Oppure non basta chiamarsi Trudie Styler, dire a The Guardian che New York è finita (e questo lo sappiamo già). Il futuro è Napoli. Dopo che ha passato qualche giorno tra vicoli e panni appesi, limonate a cosce larghe e pulcinellate di ritorno da un Festival di Ischia si è messa dietro (o davanti visto che lei è anche la protagonista) la telecamera. E con sguardo da Alice delle meraviglie ce l’ha consegnata piena di cliché, sempre gli stessi, gomorra e voglia di riscatto, e nuovi luoghi, Sanità e Scampia. Poi si è passati alla beatificazione di Don Loffredo e di Roberto Saviano. Niente di nuovo per noi napoletani (e non) nei loro troppo lunghi pour parlar hanno ripetuto le cose che ripetono da anni. Trudie era l’unica a non saperlo.

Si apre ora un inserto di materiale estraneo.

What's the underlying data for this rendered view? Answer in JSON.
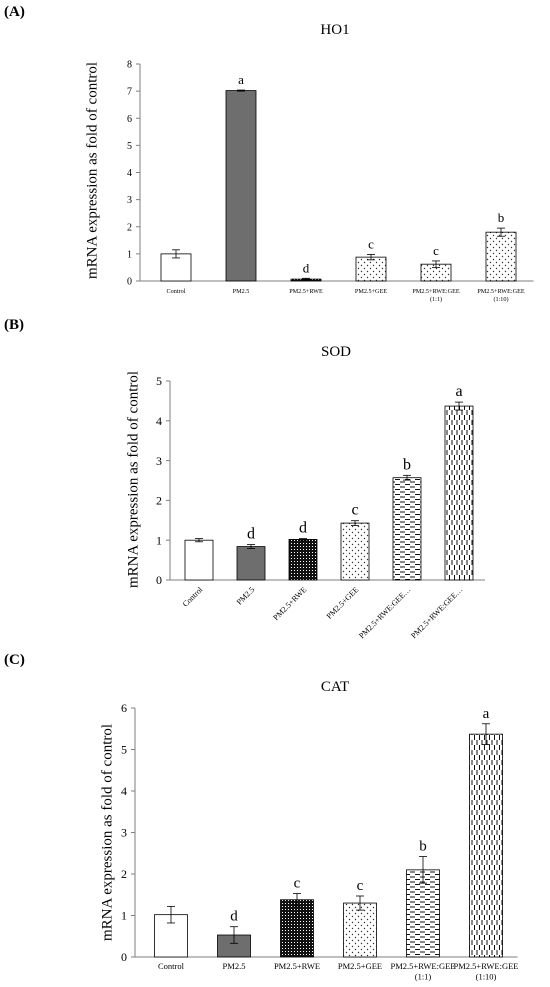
{
  "patterns": {
    "control": "white",
    "pm25": "gray-solid",
    "rwe": "black-dots",
    "gee": "sparse-dots",
    "mix11": "dashes",
    "mix110": "vertical-dashes"
  },
  "chart_data": [
    {
      "type": "bar",
      "panel_label": "(A)",
      "title": "HO1",
      "xlabel": "",
      "ylabel": "mRNA expression as fold of control",
      "ylim": [
        0,
        8
      ],
      "yticks": [
        "0",
        "1",
        "2",
        "3",
        "4",
        "5",
        "6",
        "7",
        "8"
      ],
      "categories": [
        "Control",
        "PM2.5",
        "PM2.5+RWE",
        "PM2.5+GEE",
        "PM2.5+RWE:GEE",
        "PM2.5+RWE:GEE"
      ],
      "category_sublabels": [
        "",
        "",
        "",
        "",
        "(1:1)",
        "(1:10)"
      ],
      "values": [
        1.0,
        7.02,
        0.07,
        0.88,
        0.62,
        1.8
      ],
      "errors": [
        0.15,
        0.02,
        0.03,
        0.1,
        0.12,
        0.15
      ],
      "letters": [
        "",
        "a",
        "d",
        "c",
        "c",
        "b"
      ],
      "fills": [
        "control",
        "pm25",
        "rwe",
        "gee",
        "gee",
        "gee"
      ]
    },
    {
      "type": "bar",
      "panel_label": "(B)",
      "title": "SOD",
      "xlabel": "",
      "ylabel": "mRNA expression  as fold of control",
      "ylim": [
        0,
        5
      ],
      "yticks": [
        "0",
        "1",
        "2",
        "3",
        "4",
        "5"
      ],
      "categories": [
        "Control",
        "PM2.5",
        "PM2.5+RWE",
        "PM2.5+GEE",
        "PM2.5+RWE:GEE…",
        "PM2.5+RWE:GEE…"
      ],
      "category_sublabels": [
        "",
        "",
        "",
        "",
        "",
        ""
      ],
      "values": [
        1.0,
        0.84,
        1.02,
        1.43,
        2.57,
        4.37
      ],
      "errors": [
        0.04,
        0.05,
        0.02,
        0.06,
        0.06,
        0.1
      ],
      "letters": [
        "",
        "d",
        "d",
        "c",
        "b",
        "a"
      ],
      "fills": [
        "control",
        "pm25",
        "rwe",
        "gee",
        "mix11",
        "mix110"
      ]
    },
    {
      "type": "bar",
      "panel_label": "(C)",
      "title": "CAT",
      "xlabel": "",
      "ylabel": "mRNA expression as fold of control",
      "ylim": [
        0,
        6
      ],
      "yticks": [
        "0",
        "1",
        "2",
        "3",
        "4",
        "5",
        "6"
      ],
      "categories": [
        "Control",
        "PM2.5",
        "PM2.5+RWE",
        "PM2.5+GEE",
        "PM2.5+RWE:GEE",
        "PM2.5+RWE:GEE"
      ],
      "category_sublabels": [
        "",
        "",
        "",
        "",
        "(1:1)",
        "(1:10)"
      ],
      "values": [
        1.02,
        0.53,
        1.38,
        1.3,
        2.1,
        5.37
      ],
      "errors": [
        0.2,
        0.2,
        0.15,
        0.17,
        0.32,
        0.25
      ],
      "letters": [
        "",
        "d",
        "c",
        "c",
        "b",
        "a"
      ],
      "fills": [
        "control",
        "pm25",
        "rwe",
        "gee",
        "mix11",
        "mix110"
      ]
    }
  ]
}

Belle e inedite certe facce della Sanità come la castagnara, Immacolatina, da 37 anni nello stesso angolo insieme al marito. Mezzo secolo spalmato tra castagne (d’inverno) e pannocchie (d’estate) alla stessa bancarella. Tanta vita davanti ai loro occhi, processioni di volti scavati dalla fatica e dalla dignità che Trudie ha definito miracoli felliniani. Poi ci sono le Forti-Guerriere che portano sulle spalle la bara della loro amica, vittima di feroce femminicidio. Perchè “nessuno uomo deve toccare la bara”, poi con cartello “In-giustizia” davanti al carcere di Poggioreale e i 10 anni di pena da scontare diventano 30. Giustizia è fatta, per il momento. Aggrappolati alle sbarre del carcere di Secondigliano suona e canta (in play back) Sting con una chitarra ricavata dal legno delle imbarcazioni dei migranti. Emozionante Peccato che nessuno abbia raccontato a Trudie dello scultoreo Jago che in una chiesa sconsacrata della Sanità ha fatto il suo museo. Riscatto sociale per l’artista Jorit che con le sue bombolette spray copre il degrado e innalza murales di 20 metri.
Ottima la scelta del montatore di inserire intermezzi di vecchi documentari quando eravamo poveri (belli non so): l’eruzione del Vesuvio del ’44, il trenino che portava fino al cratere del Vesuvio e la parata militare di Hitler e Mussolini in Piazza Plebiscito. Al saluto a mano tesa di Hitler, controlla se piove, l’aneddoto è parto della fantasia popolare. Il film apre con la canzone originale Neapolis di Clementino. Bellissima, tra rap nei vicoli e immagini digitali, ripercorre due millenni di storia perchè si ferma a Murat? C’erano anche i Borbone come penultima dinastia regnante). Al netto di qualche luogo comune e taglio agli intervistati, è da vedere. Ero con mia nipote Beatrice Arnone, 13 anni. A lei è piaciuto il messaggio di Francesco Di Leva, fondatore del Teatro Nest a San Giovanni a Teduccio, lui è uno che ha scelto di rimanere: “Non sono io che devo andare. Sono Loro i malviventi a dover scappare”. Applausi.